思い出は、そっとふれずに そのままに
アルバムに残っている、幼稚園のクラス写真。大きな目の彼女は クラスの中でもひときわ目立っています。10年後、15歳の時に見かけた時も 大きなキラキラした目は昔と変わらず、見てすぐにわわかりました。
5才から、15才までの10年間は、見た目には 大きく変化しますが、案外その人の特徴は変わらないものです。彼女はエクボもあって、なおさら可愛い印象がありました。当時、エクボはかわいい子の代名詞。

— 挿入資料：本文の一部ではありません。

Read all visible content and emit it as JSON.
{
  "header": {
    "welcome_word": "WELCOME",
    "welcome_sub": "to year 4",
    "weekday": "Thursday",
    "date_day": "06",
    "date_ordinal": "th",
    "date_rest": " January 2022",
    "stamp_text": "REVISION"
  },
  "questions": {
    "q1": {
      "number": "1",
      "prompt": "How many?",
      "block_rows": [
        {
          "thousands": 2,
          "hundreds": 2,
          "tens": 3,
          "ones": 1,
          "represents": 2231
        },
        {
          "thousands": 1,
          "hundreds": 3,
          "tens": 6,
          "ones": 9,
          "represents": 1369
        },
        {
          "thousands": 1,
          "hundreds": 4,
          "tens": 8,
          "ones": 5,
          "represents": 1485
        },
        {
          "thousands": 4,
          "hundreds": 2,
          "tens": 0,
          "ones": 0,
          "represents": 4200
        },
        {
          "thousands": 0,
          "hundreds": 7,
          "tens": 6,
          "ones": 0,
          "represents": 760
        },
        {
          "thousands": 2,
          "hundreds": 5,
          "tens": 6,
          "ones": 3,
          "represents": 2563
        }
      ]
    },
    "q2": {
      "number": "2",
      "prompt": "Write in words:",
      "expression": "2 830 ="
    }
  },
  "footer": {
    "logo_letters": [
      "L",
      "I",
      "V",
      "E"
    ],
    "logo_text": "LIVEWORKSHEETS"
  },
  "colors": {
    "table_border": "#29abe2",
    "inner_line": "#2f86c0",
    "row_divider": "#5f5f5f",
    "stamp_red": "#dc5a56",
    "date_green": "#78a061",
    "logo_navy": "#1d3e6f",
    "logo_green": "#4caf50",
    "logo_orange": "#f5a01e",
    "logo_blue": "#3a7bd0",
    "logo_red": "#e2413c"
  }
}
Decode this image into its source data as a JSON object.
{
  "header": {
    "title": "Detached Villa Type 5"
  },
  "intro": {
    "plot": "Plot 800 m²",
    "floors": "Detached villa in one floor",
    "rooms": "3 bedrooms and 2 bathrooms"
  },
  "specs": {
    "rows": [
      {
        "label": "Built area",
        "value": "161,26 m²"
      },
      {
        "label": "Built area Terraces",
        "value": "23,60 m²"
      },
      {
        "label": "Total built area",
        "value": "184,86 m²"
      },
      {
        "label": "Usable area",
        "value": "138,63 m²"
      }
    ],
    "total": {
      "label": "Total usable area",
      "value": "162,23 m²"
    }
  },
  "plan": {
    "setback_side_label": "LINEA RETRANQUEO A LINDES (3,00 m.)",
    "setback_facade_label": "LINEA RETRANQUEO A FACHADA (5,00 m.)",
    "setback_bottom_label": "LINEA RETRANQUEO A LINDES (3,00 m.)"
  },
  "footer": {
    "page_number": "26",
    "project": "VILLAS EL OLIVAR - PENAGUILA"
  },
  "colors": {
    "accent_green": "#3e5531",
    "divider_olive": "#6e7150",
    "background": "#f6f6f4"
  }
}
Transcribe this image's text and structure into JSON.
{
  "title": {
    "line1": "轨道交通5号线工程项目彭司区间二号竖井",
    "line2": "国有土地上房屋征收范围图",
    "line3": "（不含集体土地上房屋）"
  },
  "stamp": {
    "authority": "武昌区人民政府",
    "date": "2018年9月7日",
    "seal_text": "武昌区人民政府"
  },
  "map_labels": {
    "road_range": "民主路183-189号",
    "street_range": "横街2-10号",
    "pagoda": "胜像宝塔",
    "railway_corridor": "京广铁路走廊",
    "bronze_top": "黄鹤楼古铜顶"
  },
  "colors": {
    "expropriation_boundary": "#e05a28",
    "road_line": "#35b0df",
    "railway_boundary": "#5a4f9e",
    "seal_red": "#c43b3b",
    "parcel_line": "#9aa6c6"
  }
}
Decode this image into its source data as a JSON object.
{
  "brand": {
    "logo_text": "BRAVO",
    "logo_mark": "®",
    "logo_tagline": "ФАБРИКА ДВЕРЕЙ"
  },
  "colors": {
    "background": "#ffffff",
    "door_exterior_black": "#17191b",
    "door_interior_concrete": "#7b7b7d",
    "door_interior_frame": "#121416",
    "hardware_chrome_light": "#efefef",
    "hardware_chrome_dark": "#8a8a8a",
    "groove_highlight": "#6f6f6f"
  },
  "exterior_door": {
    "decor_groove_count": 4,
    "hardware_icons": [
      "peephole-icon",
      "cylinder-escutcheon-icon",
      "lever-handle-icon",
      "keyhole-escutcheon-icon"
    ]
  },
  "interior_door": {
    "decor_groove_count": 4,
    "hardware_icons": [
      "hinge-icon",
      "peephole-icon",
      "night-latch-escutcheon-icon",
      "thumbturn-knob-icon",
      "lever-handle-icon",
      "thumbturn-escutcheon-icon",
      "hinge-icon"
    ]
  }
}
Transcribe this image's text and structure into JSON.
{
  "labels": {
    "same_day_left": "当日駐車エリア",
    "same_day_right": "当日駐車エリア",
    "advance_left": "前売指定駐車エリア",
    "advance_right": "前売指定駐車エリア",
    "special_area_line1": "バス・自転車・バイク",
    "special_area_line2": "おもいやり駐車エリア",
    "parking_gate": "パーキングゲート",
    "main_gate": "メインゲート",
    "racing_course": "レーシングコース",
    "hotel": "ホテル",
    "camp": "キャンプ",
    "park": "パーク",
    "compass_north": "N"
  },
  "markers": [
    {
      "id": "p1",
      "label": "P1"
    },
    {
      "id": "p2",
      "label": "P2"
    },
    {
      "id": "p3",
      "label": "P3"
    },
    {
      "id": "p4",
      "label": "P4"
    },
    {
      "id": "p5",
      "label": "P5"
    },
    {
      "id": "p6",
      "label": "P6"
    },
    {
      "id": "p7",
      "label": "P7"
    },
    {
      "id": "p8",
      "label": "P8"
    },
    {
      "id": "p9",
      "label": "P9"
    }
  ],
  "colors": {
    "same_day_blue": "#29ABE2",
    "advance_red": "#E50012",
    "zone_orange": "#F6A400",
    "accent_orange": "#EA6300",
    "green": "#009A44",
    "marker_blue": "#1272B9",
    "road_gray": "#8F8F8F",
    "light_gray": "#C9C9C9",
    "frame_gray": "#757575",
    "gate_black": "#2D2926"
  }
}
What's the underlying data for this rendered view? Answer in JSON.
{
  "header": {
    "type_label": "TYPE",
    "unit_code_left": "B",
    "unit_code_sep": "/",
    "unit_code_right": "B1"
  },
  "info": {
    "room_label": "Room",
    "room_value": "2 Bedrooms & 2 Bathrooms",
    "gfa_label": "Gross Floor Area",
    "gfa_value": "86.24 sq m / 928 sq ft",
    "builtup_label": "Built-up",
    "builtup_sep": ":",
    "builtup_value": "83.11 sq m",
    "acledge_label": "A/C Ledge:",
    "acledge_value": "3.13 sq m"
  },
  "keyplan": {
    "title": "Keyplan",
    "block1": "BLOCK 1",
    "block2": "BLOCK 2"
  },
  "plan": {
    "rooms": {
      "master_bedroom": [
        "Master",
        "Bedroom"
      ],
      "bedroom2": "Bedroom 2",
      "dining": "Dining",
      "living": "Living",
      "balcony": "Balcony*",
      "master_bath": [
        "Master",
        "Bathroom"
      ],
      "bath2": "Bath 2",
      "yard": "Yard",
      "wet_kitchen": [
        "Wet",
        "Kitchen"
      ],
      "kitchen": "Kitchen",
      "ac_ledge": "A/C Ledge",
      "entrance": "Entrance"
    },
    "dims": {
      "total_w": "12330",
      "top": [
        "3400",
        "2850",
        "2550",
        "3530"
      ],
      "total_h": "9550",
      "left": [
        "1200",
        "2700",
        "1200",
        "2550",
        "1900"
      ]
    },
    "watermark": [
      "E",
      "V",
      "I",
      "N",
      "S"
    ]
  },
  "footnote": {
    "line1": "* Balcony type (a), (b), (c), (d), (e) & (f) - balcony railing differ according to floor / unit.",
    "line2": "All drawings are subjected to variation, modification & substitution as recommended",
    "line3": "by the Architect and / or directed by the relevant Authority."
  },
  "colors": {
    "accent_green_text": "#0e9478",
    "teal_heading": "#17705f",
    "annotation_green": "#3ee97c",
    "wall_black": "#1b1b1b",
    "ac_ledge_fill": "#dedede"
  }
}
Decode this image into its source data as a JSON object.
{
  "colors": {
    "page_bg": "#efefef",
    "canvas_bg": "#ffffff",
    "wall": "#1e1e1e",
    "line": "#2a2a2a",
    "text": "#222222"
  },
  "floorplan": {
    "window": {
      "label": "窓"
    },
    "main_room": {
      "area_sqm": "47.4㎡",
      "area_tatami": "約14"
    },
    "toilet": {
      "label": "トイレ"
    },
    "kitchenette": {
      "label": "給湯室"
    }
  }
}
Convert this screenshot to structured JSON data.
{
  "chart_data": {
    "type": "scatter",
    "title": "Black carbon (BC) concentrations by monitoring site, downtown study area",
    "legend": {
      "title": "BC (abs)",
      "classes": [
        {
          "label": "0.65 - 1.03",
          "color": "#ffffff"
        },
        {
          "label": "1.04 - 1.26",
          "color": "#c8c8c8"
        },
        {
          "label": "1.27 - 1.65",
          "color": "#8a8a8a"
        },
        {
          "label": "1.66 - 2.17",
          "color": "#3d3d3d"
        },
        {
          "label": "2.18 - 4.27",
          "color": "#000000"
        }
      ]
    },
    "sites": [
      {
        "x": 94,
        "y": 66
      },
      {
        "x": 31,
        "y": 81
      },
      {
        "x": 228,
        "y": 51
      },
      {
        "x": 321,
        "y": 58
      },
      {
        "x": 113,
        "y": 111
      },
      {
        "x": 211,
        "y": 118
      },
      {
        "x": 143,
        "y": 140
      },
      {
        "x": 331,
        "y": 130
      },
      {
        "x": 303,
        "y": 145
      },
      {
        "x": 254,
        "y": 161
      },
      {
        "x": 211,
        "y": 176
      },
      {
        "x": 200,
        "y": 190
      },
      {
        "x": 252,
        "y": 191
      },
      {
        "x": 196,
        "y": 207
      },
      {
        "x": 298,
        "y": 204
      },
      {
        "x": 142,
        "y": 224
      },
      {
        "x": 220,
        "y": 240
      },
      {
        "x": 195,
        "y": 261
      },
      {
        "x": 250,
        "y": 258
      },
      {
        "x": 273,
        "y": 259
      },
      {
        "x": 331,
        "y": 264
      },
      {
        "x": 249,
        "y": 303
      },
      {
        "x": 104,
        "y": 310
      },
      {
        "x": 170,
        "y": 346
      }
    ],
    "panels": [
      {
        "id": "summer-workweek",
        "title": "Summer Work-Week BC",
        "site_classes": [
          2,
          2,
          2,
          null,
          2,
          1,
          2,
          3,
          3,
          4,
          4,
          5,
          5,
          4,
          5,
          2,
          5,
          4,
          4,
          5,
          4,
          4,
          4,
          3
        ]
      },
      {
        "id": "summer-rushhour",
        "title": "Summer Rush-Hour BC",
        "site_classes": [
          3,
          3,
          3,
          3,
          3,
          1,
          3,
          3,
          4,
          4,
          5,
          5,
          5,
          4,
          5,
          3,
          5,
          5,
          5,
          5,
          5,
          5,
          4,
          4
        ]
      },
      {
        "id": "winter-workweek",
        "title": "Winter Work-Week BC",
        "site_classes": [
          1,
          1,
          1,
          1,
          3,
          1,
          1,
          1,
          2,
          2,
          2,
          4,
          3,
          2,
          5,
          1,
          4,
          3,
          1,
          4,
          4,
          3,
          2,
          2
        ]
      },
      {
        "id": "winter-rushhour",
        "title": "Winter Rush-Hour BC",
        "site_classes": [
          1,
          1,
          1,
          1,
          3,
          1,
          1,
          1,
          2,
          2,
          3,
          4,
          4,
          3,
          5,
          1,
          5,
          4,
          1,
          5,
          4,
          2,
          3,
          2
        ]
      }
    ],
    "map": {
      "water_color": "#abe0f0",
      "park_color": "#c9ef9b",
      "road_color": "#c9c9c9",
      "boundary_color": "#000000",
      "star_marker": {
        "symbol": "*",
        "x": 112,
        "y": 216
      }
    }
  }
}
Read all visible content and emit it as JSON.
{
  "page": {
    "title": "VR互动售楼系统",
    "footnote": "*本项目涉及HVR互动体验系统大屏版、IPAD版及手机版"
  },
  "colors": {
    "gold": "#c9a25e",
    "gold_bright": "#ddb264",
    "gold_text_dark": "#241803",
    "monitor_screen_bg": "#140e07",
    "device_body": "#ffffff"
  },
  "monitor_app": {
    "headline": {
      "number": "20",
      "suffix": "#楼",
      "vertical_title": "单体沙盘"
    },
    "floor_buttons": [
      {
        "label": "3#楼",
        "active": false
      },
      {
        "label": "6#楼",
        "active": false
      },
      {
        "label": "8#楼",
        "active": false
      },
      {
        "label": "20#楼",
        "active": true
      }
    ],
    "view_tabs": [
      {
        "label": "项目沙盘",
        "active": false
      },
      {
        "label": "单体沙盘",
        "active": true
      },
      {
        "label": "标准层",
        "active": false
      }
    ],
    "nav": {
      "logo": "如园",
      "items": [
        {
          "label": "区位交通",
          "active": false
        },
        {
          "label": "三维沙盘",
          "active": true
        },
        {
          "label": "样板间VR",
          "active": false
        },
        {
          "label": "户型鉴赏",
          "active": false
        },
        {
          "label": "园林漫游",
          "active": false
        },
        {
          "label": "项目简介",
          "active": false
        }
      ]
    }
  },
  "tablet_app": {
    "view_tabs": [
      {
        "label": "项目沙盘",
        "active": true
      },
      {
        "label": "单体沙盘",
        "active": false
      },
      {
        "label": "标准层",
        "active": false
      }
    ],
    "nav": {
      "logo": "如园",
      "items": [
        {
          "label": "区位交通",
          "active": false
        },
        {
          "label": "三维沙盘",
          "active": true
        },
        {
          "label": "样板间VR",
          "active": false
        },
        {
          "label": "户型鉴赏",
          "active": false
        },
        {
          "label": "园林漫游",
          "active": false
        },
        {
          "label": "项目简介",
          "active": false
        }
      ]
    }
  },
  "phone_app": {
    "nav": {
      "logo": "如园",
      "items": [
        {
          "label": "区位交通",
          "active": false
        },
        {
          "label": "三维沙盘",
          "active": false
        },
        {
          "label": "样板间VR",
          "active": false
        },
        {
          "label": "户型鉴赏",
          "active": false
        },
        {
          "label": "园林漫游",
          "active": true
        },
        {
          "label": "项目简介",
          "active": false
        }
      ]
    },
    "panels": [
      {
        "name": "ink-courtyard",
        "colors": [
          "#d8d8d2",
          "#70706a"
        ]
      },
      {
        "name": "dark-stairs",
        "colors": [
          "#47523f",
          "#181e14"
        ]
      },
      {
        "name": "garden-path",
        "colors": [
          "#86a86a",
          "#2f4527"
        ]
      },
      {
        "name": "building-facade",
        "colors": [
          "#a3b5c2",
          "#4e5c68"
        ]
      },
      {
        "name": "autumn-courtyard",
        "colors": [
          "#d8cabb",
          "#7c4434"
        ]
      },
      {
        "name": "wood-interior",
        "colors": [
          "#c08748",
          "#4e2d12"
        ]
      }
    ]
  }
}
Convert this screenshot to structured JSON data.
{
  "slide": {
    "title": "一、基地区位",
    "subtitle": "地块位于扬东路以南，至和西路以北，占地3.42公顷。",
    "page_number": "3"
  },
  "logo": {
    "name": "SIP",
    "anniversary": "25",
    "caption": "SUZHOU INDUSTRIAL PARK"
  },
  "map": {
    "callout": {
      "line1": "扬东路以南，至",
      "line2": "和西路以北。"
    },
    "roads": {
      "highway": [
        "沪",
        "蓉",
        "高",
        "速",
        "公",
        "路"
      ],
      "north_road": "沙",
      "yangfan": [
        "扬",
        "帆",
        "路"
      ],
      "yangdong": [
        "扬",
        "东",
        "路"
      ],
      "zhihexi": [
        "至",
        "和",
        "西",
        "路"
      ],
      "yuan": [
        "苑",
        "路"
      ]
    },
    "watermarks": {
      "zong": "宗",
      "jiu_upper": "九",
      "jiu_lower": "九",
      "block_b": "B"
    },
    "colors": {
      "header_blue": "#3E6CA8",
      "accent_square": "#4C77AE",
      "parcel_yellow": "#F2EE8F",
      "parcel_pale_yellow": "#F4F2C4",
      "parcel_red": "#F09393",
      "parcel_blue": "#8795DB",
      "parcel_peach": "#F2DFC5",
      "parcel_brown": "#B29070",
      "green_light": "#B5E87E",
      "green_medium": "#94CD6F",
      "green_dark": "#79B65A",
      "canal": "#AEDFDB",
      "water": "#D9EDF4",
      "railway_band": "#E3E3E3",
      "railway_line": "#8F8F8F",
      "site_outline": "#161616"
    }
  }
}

私は、見た瞬間に、彼女だと気づくのですが、声をかけるのは 気後れします。彼女が私のことを覚えているはずはありませんから。私の中の彼女も、うっすらと一緒に遊んだ記憶だけなのだし。
懐かしいね~と、昔を共有できるはずもなく、”あなた、だあれ?”と、大きな目で見つめられても、困ってしまいますし。
遠い昔、一時 一緒に遊んだ、かすかな記憶。彼女を駅で見かけた高校生の時でさえ、もう40年以上も前のことになってしまいました。彼女にとって、私との時間は、 記憶の奥の奥に埋もれて、多分一生思い出すこともないでしょう。
そんな 淡い無数の記憶。思い出されることもない出来事。
今は、私の記憶の中にだけ、そっとそのままに。